Iraq shuts down internet to prevent cheating in national science exams

Iraq’s internet has been partially cut on the morning of Wednesday 26 June 2019 in compliance with a decision the Council of Ministers seeking to prevent cheating during national school exams.

Data show that connectivity with several internet providers including leading ISP EarthLink fell below 50%, with the education ministry schedule showing that physics exams will be sat today. Impact is regional with significant disruption in Baghdad while other cities including the country’s autonomous Kurdish regions remain unaffected.

The #NoExamShutdowns hashtag is being used to advocate against the practice of scheduled internet disruptions

NetBlocks has tracked systematic internet disruptions during Iraq’s exams in recent years, and advocacy groups are campaigning to end the practice. The exams were initially scheduled to be held in late May, but were postponed due to the Eid holiday.

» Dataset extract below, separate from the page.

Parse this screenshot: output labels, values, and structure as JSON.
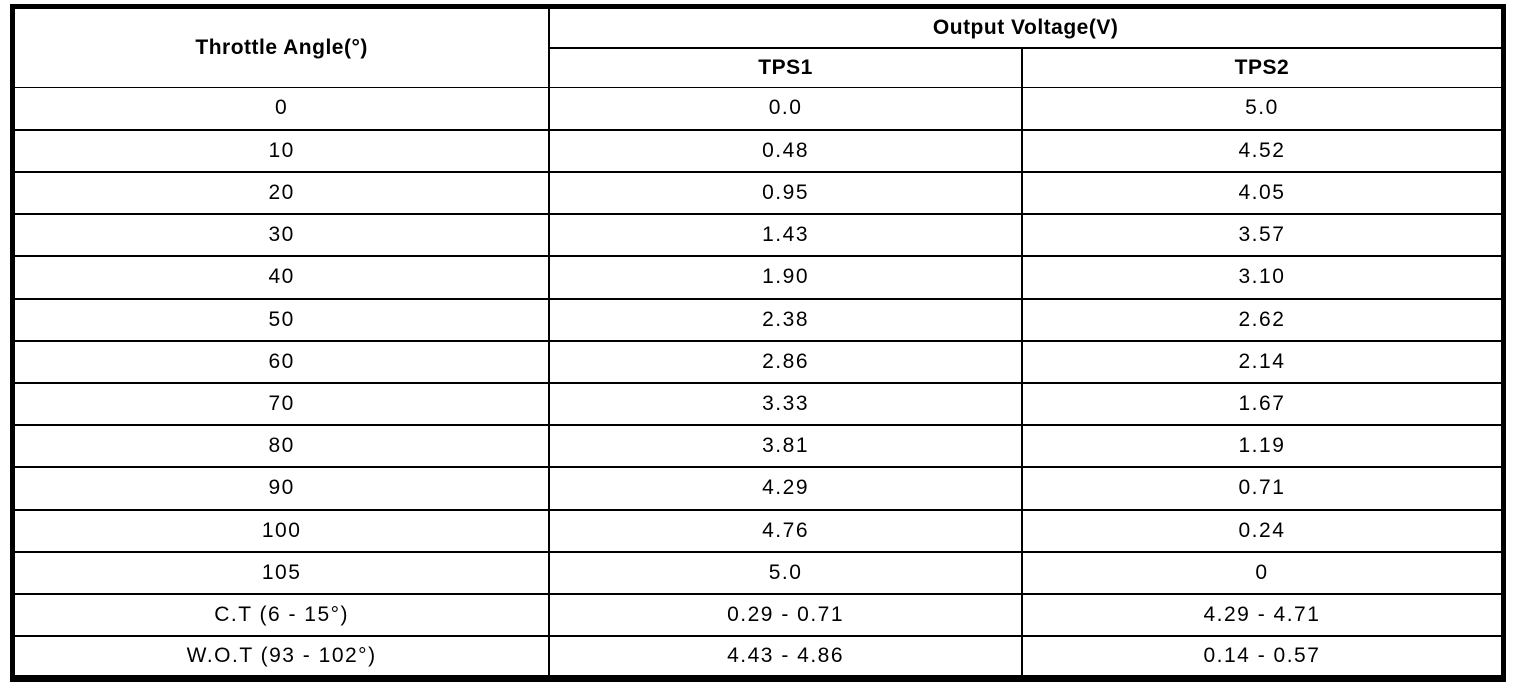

Data indicate that exams held in prior days were not subject to shutdowns suggesting that the measure may have been ordered reactively in response to leaked exam papers.

The disruptions are estimated to have an economic impact to Iraq’s GDP of up to $10 million USD per exam session.

Dual-purpose shutdowns

During last year’s first exam season, NetBlocks found that the daily exam shutdowns masked additional politically-motivated regional blackouts targeting protesters in Basra:

The practice of shutting internet access has a significant toll on society and free expression, with a national shutdown in 2018 costing Iraq’s economy over $40m USD.

Update: As of September 2019, exam shutdowns are back with at least five recorded incidents having national impact through recent days:


Methodology

NetBlocks diffscans, which map the IP address space of a country in real time, show internet connectivity levels and corresponding outages. Purposeful internet outages may have a distinct network pattern used by NetBlocks to determine and attribute the root cause of an outage, a process known as attribution which follows detection and classification stages.